I dropped into a hard upright, green-striped upholstered chair in the corner and couldn’t help but think how good he looked in blue.

“Can I be Katharine Hepburn?”

“You think this is funny?”

Just like that, he turned me on, and not in a good way.

“No, Mike.” My words were taut with anger. “I do not think this is funny. I think it is shocking that you think that I could kill a man and then hide it from you for our whole marriage.”

Mike’s eyes bored into me, disbelieving.

“How can you possibly put this on me?”

The words were in there, ready to go.
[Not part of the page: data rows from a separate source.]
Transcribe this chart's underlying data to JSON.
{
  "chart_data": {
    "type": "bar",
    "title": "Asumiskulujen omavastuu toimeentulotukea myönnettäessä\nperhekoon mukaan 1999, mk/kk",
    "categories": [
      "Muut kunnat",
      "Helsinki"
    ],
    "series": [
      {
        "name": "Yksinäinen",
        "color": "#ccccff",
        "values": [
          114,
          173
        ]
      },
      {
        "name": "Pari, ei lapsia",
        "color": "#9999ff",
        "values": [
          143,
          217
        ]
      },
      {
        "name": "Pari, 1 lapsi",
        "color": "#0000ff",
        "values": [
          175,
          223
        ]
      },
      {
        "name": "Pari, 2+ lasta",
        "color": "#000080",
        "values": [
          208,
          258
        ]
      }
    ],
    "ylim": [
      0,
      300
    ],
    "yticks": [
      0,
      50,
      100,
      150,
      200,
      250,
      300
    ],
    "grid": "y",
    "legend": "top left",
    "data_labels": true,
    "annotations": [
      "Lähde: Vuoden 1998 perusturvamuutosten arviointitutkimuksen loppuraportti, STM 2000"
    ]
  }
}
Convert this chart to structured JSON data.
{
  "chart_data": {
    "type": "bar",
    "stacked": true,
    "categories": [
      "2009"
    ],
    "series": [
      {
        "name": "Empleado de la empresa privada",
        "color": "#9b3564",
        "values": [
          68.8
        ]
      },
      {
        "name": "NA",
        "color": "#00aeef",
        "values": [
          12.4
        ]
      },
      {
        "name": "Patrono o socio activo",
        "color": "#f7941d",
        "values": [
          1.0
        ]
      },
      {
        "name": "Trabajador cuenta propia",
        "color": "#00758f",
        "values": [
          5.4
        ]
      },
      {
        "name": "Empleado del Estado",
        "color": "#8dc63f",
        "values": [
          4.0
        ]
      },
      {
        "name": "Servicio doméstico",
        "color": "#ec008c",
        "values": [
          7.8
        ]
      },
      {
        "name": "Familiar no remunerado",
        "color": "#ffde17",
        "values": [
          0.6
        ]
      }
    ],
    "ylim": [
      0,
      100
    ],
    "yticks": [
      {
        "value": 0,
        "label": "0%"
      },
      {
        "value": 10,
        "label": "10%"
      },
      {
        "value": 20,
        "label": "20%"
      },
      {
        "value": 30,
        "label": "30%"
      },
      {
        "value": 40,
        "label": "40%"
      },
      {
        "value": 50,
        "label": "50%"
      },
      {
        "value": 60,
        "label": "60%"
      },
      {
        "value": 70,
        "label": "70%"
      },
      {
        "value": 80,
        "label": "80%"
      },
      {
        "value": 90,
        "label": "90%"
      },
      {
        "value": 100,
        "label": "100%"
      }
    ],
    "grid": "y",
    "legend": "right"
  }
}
About how I tried to confess everything to Mike the night before our wedding and give him the chance to opt out. How he had deserved to know what he was getting into. How I stopped myself from telling him on a blanket in Central Park and after I met his mother and on the night we wrote our wedding vows.

“I don’t think you killed a man, Emily. Christ, you can’t even watch CSI reruns without changing the channel. What I think is that you will never, ever tell me the complete truth about yourself. I think we’re done with the surprises and then Whoops, look out, here comes another kick to the nuts.”